Association analysis using USDA diverse rice (Oryza sativa L.) germplasm collections to identify loci influencing grain quality traits

Authors: Edwards, Jeremy; Huggins, Trevis; Chen, Ming Hsuan; Jackson, Aaron; McClung, Anna

Submitted to: Plant and Animal Genome
Publication Type: Abstract Only
Publication Acceptance Date: 10/27/2017
Publication Date: 1/18/2018
Citation: Edwards, J., Huggins, T.D., Chen, M., Jackson, A.K., McClung, A.M. 2018. Association analysis using USDA diverse rice (Oryza sativa L.) germplasm collections to identify loci influencing grain quality traits. Plant and Animal Genome Conference XXVI Proceedings. P0913.

Interpretive Summary:

Technical Abstract: he USDA rice (Oryza sativa L.) core subset (RCS) was assembled to represent the genetic diversity of the entire USDA-ARS National Small Grains Collection and consists of 1,794 accessions from 114 countries. The USDA rice mini-core (MC) is a subset of 217 accessions from the RCS and was selected to maximize genotypic, phenotypic and geographical diversity in a panel with a more manageable size for phenotyping and genotyping experiments. Recently, next generation resequencing data have become available for the MC accessions and high density fixed array SNP data have become available for 189 RCS accessions not included in the MC. In the current genome wide association study (GWAS), we use the new high density genotypic data along with previously reported and new phenotype data for grain traits, including grain dimensions, apparent amylose content (AAC), alkali spreading value (ASV, an indicator of gelatinization temperature), protein content, chalk percent, and agronomic traits that may influence grain quality, including plant height, and days to heading.

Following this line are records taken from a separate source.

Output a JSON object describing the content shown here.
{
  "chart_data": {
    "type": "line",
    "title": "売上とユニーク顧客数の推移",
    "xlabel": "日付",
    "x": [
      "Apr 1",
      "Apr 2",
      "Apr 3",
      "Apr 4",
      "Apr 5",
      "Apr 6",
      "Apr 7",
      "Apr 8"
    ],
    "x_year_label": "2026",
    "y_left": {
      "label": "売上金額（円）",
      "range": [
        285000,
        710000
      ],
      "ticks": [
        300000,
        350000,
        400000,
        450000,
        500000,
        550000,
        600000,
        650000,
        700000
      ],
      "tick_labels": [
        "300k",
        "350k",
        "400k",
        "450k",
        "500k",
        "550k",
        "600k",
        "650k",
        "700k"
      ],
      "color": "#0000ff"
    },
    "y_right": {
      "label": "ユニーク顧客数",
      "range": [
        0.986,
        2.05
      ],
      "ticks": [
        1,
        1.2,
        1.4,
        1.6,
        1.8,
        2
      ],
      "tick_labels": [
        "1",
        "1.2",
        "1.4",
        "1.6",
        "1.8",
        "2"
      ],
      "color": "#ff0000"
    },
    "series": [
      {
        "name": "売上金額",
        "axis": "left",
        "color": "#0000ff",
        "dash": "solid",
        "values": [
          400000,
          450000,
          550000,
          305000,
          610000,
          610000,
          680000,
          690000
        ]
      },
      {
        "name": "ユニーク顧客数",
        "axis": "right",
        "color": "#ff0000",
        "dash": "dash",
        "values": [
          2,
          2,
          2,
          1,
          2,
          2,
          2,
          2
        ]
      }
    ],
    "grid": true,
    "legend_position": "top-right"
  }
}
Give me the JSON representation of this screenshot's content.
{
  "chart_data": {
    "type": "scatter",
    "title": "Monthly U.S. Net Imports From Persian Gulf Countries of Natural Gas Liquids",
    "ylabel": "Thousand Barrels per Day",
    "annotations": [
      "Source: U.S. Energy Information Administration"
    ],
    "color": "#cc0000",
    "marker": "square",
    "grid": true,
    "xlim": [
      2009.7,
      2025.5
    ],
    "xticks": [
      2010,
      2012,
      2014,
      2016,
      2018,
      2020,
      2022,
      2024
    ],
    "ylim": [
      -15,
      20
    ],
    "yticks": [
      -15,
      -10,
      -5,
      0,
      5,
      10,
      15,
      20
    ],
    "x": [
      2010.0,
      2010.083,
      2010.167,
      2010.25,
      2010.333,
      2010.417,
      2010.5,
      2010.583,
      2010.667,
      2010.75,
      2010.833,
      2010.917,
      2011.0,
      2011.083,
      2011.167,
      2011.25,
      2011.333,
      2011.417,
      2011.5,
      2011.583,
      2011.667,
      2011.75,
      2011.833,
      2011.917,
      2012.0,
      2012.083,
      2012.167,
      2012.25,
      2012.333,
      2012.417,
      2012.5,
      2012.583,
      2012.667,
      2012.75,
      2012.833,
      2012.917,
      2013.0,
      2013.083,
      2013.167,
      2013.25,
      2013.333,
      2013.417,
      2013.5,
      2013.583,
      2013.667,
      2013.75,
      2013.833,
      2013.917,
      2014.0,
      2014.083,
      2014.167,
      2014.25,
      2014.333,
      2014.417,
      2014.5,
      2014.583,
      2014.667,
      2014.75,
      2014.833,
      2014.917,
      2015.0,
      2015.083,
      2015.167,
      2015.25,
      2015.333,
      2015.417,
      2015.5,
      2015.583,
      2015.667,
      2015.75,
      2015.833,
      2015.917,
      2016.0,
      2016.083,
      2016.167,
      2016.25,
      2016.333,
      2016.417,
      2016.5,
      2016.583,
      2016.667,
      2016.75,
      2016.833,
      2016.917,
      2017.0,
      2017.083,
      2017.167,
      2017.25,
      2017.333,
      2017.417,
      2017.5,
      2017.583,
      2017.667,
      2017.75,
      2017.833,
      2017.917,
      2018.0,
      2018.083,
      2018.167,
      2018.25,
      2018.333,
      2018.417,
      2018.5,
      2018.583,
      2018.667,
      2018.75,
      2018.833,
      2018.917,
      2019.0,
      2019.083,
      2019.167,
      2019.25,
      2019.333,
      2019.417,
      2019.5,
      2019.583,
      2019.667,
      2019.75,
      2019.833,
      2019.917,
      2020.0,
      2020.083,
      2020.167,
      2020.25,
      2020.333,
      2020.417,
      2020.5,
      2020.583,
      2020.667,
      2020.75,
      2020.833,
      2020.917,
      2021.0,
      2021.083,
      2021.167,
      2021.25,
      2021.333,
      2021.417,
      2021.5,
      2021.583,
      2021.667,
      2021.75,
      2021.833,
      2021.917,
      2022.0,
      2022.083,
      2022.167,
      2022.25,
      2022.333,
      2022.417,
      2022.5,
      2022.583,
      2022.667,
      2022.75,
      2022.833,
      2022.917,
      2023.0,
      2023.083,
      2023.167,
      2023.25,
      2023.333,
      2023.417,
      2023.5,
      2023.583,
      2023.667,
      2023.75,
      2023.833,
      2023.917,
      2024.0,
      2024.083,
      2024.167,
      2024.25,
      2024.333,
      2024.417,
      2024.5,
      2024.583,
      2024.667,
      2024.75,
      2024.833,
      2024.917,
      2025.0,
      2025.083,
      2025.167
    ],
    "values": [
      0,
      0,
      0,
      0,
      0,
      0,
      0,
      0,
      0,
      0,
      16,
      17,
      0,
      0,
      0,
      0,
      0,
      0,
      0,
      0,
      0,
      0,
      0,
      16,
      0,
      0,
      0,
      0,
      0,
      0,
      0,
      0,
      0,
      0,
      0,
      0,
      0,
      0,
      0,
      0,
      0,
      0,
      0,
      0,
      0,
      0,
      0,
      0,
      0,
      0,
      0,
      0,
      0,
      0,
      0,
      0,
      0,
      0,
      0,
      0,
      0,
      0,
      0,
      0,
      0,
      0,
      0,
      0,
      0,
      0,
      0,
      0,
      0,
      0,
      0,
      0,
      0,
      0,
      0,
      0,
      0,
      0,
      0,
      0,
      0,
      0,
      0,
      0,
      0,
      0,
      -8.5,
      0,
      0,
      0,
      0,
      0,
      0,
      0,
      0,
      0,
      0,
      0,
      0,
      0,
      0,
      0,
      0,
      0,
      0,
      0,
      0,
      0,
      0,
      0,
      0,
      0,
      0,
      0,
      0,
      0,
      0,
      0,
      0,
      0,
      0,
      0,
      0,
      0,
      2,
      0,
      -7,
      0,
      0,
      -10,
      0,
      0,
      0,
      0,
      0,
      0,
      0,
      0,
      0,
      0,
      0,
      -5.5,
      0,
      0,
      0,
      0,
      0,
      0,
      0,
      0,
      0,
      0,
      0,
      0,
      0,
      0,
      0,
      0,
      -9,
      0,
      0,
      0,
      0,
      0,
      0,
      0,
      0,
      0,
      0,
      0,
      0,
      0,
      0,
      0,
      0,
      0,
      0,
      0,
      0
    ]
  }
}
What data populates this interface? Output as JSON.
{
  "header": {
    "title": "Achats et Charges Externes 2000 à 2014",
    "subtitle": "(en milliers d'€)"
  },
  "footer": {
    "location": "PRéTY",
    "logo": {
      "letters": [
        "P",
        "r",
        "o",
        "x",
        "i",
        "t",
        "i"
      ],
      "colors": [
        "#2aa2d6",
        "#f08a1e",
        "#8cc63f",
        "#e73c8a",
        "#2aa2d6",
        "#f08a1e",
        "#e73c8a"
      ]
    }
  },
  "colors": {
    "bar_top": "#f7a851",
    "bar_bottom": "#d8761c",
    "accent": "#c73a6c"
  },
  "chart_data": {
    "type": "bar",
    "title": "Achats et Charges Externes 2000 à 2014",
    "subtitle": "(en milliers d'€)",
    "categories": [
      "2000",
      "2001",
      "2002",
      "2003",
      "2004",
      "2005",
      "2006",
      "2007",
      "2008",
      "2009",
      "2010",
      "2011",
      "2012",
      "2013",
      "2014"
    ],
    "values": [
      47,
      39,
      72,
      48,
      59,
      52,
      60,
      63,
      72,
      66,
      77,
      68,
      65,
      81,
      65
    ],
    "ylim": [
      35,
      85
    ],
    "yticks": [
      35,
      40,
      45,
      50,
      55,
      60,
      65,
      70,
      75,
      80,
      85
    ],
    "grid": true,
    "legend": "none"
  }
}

The results identified several known starch genes, e.g., Waxy gene (granule bound starch synthase 1 (GBSS1)), along with 11 novel loci for grain starch traits and 7 for grain chalk. Many loci were significantly associated with multiple grain quality traits suggesting mediated pleiotropic effects. Based on these results, molecular markers will be designed and deployed for use in marker assisted selection to produce new rice varieties with high grain quality.